In fact if you read the report particulary the expert report from KPMG they dont even consider the option of delaying the decision until the earlier of the GFC abating and the major refinicing. They have therefore totally ignored this option. In My opinion they have done this under the caveat of:

"Further, we note that an important part of the information base used in forming our opinion is comprised of the
opinions and judgements of management. "

These are the parties currently employed my MQG to run the show and given that they will be employed directly they dont have a real cost in the payment to MQG as its being costed to existing equity.

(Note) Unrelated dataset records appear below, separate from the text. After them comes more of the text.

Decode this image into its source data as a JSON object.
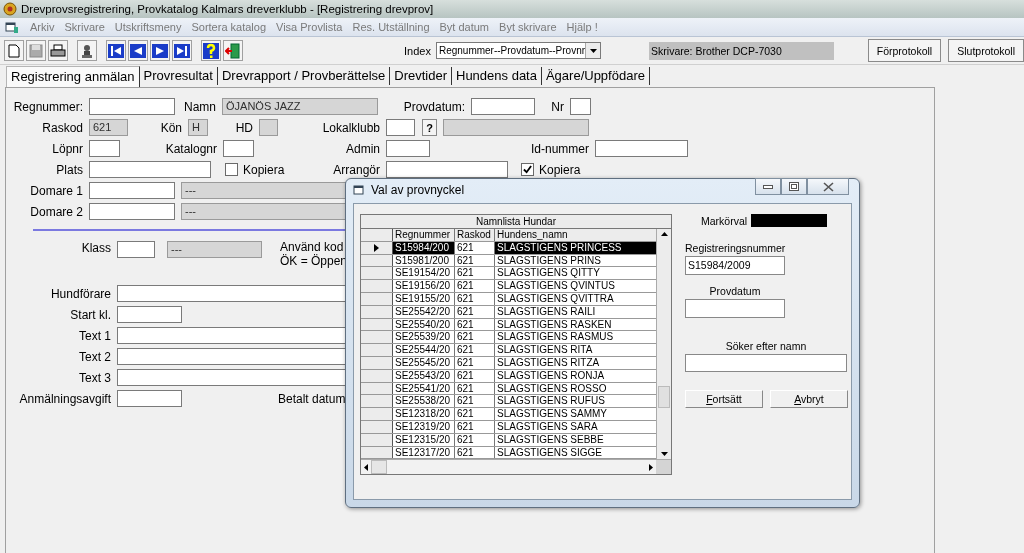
{
  "window": {
    "title": "Drevprovsregistrering, Provkatalog  Kalmars dreverklubb - [Registrering drevprov]"
  },
  "menu": [
    "Arkiv",
    "Skrivare",
    "Utskriftsmeny",
    "Sortera katalog",
    "Visa Provlista",
    "Res. Utställning",
    "Byt datum",
    "Byt skrivare",
    "Hjälp !"
  ],
  "toolbar": {
    "index_label": "Index",
    "index_value": "Regnummer--Provdatum--Provnr",
    "printer": "Skrivare: Brother DCP-7030",
    "buttons": [
      "Förprotokoll",
      "Slutprotokoll"
    ]
  },
  "tabs": [
    {
      "label": "Registrering anmälan",
      "selected": true
    },
    {
      "label": "Provresultat",
      "selected": false
    },
    {
      "label": "Drevrapport / Provberättelse",
      "selected": false
    },
    {
      "label": "Drevtider",
      "selected": false
    },
    {
      "label": "Hundens data",
      "selected": false
    },
    {
      "label": "Ägare/Uppfödare",
      "selected": false
    }
  ],
  "form": {
    "regnummer": {
      "kind": "field",
      "label": "Regnummer:",
      "disabled": false
    },
    "namn": {
      "kind": "field",
      "label": "Namn",
      "value": "ÖJANÖS JAZZ",
      "disabled": true
    },
    "provdatum": {
      "kind": "field",
      "label": "Provdatum:",
      "disabled": false
    },
    "nr": {
      "kind": "field",
      "label": "Nr",
      "disabled": false
    },
    "raskod": {
      "kind": "field",
      "label": "Raskod",
      "value": "621",
      "disabled": true
    },
    "kon": {
      "kind": "field",
      "label": "Kön",
      "value": "H",
      "disabled": true
    },
    "hd": {
      "kind": "field",
      "label": "HD",
      "disabled": true
    },
    "lokalklubb": {
      "kind": "field",
      "label": "Lokalklubb",
      "disabled": false
    },
    "lokalklubb_lookup": {
      "kind": "button",
      "label": "?"
    },
    "lokalklubb_name": {
      "kind": "field",
      "disabled": true
    },
    "lopnr": {
      "kind": "field",
      "label": "Löpnr",
      "disabled": false
    },
    "katalognr": {
      "kind": "field",
      "label": "Katalognr",
      "disabled": false
    },
    "admin": {
      "kind": "field",
      "label": "Admin",
      "disabled": false
    },
    "id_nummer": {
      "kind": "field",
      "label": "Id-nummer",
      "disabled": false
    },
    "plats": {
      "kind": "field",
      "label": "Plats",
      "disabled": false
    },
    "plats_kopiera": {
      "kind": "checkbox",
      "label": "Kopiera",
      "checked": false
    },
    "arrangor": {
      "kind": "field",
      "label": "Arrangör",
      "disabled": false
    },
    "arrangor_kopiera": {
      "kind": "checkbox",
      "label": "Kopiera",
      "checked": true
    },
    "domare_1": {
      "kind": "field",
      "label": "Domare 1",
      "disabled": false
    },
    "domare_1_name": {
      "kind": "field",
      "value": "---",
      "disabled": true
    },
    "domare_2": {
      "kind": "field",
      "label": "Domare 2",
      "disabled": false
    },
    "domare_2_name": {
      "kind": "field",
      "value": "---",
      "disabled": true
    },
    "klass": {
      "kind": "field",
      "label": "Klass",
      "disabled": false
    },
    "klass_name": {
      "kind": "field",
      "value": "---",
      "disabled": true
    },
    "klass_hint": {
      "kind": "note",
      "lines": [
        "Använd kod",
        "ÖK = Öppen"
      ]
    },
    "hundforare": {
      "kind": "field",
      "label": "Hundförare",
      "disabled": false
    },
    "start_kl": {
      "kind": "field",
      "label": "Start kl.",
      "disabled": false
    },
    "text_1": {
      "kind": "field",
      "label": "Text 1",
      "disabled": false
    },
    "text_2": {
      "kind": "field",
      "label": "Text 2",
      "disabled": false
    },
    "text_3": {
      "kind": "field",
      "label": "Text 3",
      "disabled": false
    },
    "anmalningsavgift": {
      "kind": "field",
      "label": "Anmälningsavgift",
      "disabled": false
    },
    "betalt_datum": {
      "kind": "note",
      "lines": [
        "Betalt datum"
      ]
    }
  },
  "dialog": {
    "title": "Val  av provnyckel",
    "grid": {
      "caption": "Namnlista Hundar",
      "columns": [
        "Regnummer",
        "Raskod",
        "Hundens_namn"
      ],
      "rows": [
        {
          "regnummer": "S15984/200",
          "raskod": "621",
          "namn": "SLAGSTIGENS PRINCESS",
          "selected": true
        },
        {
          "regnummer": "S15981/200",
          "raskod": "621",
          "namn": "SLAGSTIGENS PRINS",
          "selected": false
        },
        {
          "regnummer": "SE19154/20",
          "raskod": "621",
          "namn": "SLAGSTIGENS QITTY",
          "selected": false
        },
        {
          "regnummer": "SE19156/20",
          "raskod": "621",
          "namn": "SLAGSTIGENS QVINTUS",
          "selected": false
        },
        {
          "regnummer": "SE19155/20",
          "raskod": "621",
          "namn": "SLAGSTIGENS QVITTRA",
          "selected": false
        },
        {
          "regnummer": "SE25542/20",
          "raskod": "621",
          "namn": "SLAGSTIGENS RAILI",
          "selected": false
        },
        {
          "regnummer": "SE25540/20",
          "raskod": "621",
          "namn": "SLAGSTIGENS RASKEN",
          "selected": false
        },
        {
          "regnummer": "SE25539/20",
          "raskod": "621",
          "namn": "SLAGSTIGENS RASMUS",
          "selected": false
        },
        {
          "regnummer": "SE25544/20",
          "raskod": "621",
          "namn": "SLAGSTIGENS RITA",
          "selected": false
        },
        {
          "regnummer": "SE25545/20",
          "raskod": "621",
          "namn": "SLAGSTIGENS RITZA",
          "selected": false
        },
        {
          "regnummer": "SE25543/20",
          "raskod": "621",
          "namn": "SLAGSTIGENS RONJA",
          "selected": false
        },
        {
          "regnummer": "SE25541/20",
          "raskod": "621",
          "namn": "SLAGSTIGENS ROSSO",
          "selected": false
        },
        {
          "regnummer": "SE25538/20",
          "raskod": "621",
          "namn": "SLAGSTIGENS RUFUS",
          "selected": false
        },
        {
          "regnummer": "SE12318/20",
          "raskod": "621",
          "namn": "SLAGSTIGENS SAMMY",
          "selected": false
        },
        {
          "regnummer": "SE12319/20",
          "raskod": "621",
          "namn": "SLAGSTIGENS SARA",
          "selected": false
        },
        {
          "regnummer": "SE12315/20",
          "raskod": "621",
          "namn": "SLAGSTIGENS SEBBE",
          "selected": false
        },
        {
          "regnummer": "SE12317/20",
          "raskod": "621",
          "namn": "SLAGSTIGENS SIGGE",
          "selected": false
        }
      ]
    },
    "markorval_label": "Markörval",
    "regnr": {
      "label": "Registreringsnummer",
      "value": "S15984/2009"
    },
    "provdatum": {
      "label": "Provdatum"
    },
    "search": {
      "label": "Söker efter namn"
    },
    "buttons": [
      "Fortsätt",
      "Avbryt"
    ]
  }
}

In addition they use the management fee paid for 2008 as the base. They have not taken into account by how much it will have fallen this year.

In addition to this they talk about the pre emptive rights that other shareholders will have in Bristol, copenhagen and Brussels. Please exercise your pre-emptive rights we would gladly get rid of this bolt-on subsets. They however see this as a negative , I doubt that anyone would logically have followed their pre-emptive rights for those assets.

basically they boil it down to having to have MQG co-operation. At this time its true in a few years it may not be. The timing is everything.

So I will vote no knowing full well that in reality everyone including the person interested in this contract MQG will be entitled to vote its equity in favour anyway. This is the real issue if you are interested in a contract than it should be the disinterested quorum that has a vote and you shouldn't be allowed to vary this this should be entrenched in the corporations act.

Anyway just take up your rights if you believe in this one.